One of Kidd's strongest analyses concerns the relationship between revivalist theology and the political theories out of which emerged the American Revolution. Alan Heimert (Religion and the American Mind: From the Great Awakening to the American Revolution), Bernard Bailyn (The Ideological Origins of the American Revolution), and Mark Noll (Christians in the American Revolution) are just three of many who have written extensively on this subject and to whose works Kidd refers. His entire eighteenth chapter (appropriately entitled "The God of Glory is On Our Side") deals masterfully with this complex relationship. He points out that among those whom he considers evangelicals there were four main groups: patriots (fully supportive of the revolutionary cause); reformists (who desired "revolution" within American social structures as much as in the colonies' relationship with Britain); loyalists (opposed to the revolution); and sojourners (who sought to remain aloof from the revolution because they "believed that the affairs of the Kingdom of God demanded detachment from the wars of nations"; 291). No one of these four was more evangelical or Christian than the others-a fascinating possible lesson for today's evangelical churches.

A final analysis that this reviewer found particularly enriching, given his personal theological interests, was on why the preaching of Jonathan Edwards made that preaching so powerful. Using the example of "Sinners in the Hands of an Angry God," Kidd points out:

"Sinners" used at least twenty metaphors to picture God's wrath building up against rebellious sinners, including a furnace burning, black storm clouds approaching, flood waters surging against a dam, and most famously, the spider dangling over fire….All of Edwards's listeners that day would have affirmed that this judgment awaited unforgiven sinners, but perhaps the doctrine had grown stale with familiarity. Edwards's vivid images may have awakened some previously passive residents, while other visitors may have come expecting to have another emotional encounter with God and got their wish. (105)

This series of metaphors designed to make the propositional truth about hell "affecting" was what, in human terms and according to Kidd, gave Edwards' preaching such power.
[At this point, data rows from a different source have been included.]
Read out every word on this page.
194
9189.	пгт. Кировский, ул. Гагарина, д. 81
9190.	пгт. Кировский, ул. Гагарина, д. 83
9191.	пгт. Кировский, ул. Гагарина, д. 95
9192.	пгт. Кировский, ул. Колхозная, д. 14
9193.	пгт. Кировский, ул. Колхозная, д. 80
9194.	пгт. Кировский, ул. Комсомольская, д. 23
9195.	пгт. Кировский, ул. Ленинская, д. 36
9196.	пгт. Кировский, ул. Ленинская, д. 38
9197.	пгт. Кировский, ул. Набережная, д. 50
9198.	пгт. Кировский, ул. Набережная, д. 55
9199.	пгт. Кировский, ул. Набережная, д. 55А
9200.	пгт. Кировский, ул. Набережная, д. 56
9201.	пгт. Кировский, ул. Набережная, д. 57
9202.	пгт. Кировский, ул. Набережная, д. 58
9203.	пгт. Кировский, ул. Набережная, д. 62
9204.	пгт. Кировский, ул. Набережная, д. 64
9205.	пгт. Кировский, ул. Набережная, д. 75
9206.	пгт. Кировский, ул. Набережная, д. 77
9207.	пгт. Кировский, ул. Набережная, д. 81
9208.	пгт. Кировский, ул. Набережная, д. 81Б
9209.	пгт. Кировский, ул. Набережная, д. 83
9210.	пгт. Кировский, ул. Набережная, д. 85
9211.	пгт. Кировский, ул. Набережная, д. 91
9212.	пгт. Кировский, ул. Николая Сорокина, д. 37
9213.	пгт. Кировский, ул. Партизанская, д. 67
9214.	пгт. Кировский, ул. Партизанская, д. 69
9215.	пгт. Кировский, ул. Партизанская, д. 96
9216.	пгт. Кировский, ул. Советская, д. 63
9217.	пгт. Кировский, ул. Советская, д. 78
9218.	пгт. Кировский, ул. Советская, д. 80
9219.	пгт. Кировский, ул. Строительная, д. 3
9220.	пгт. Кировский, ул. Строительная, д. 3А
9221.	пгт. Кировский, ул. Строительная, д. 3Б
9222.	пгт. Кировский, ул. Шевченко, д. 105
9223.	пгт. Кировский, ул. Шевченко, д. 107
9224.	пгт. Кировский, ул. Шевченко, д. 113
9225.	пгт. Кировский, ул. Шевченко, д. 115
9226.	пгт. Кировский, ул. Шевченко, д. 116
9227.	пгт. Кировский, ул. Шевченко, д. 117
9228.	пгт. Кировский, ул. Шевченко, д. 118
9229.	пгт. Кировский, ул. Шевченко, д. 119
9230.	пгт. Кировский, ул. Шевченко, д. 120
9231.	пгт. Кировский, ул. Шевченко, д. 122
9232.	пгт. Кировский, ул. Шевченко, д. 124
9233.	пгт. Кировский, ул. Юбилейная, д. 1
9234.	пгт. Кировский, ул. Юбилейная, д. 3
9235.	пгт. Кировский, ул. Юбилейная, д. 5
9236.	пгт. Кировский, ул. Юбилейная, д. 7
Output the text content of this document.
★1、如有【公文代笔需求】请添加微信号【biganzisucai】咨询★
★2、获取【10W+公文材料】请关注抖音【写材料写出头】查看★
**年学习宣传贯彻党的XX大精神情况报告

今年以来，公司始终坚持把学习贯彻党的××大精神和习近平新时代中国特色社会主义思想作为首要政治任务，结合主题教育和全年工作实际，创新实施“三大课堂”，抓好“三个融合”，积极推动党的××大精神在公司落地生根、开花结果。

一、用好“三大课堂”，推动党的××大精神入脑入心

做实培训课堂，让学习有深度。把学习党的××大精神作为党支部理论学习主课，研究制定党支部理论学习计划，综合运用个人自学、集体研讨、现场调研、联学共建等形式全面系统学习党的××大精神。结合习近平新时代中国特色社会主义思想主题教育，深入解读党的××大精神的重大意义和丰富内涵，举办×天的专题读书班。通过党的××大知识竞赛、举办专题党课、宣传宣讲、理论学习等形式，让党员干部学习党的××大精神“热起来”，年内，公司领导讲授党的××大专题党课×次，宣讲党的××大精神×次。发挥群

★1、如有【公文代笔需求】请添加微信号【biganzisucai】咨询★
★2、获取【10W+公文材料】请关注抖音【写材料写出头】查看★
And that kind of goal also characterized Edwards' "positive" preaching as well. In a wonderfully appropriate turn of phrase, Kidd suggests that, more than anything else, Edwards sought raise his congregation's "esteem of Jesus" (119). Esteem is an attitude of heart founded upon propositional truth and it recalls Edwards' famous statement in his Treatise on Religious Affections: "No light in the understanding is good which does not produce holy affection in the heart." "Light in the understanding" is the necessary starting point, but it is just a starting point. Increasing one's hearers' "esteem for Jesus" is the ultimate goal of preaching!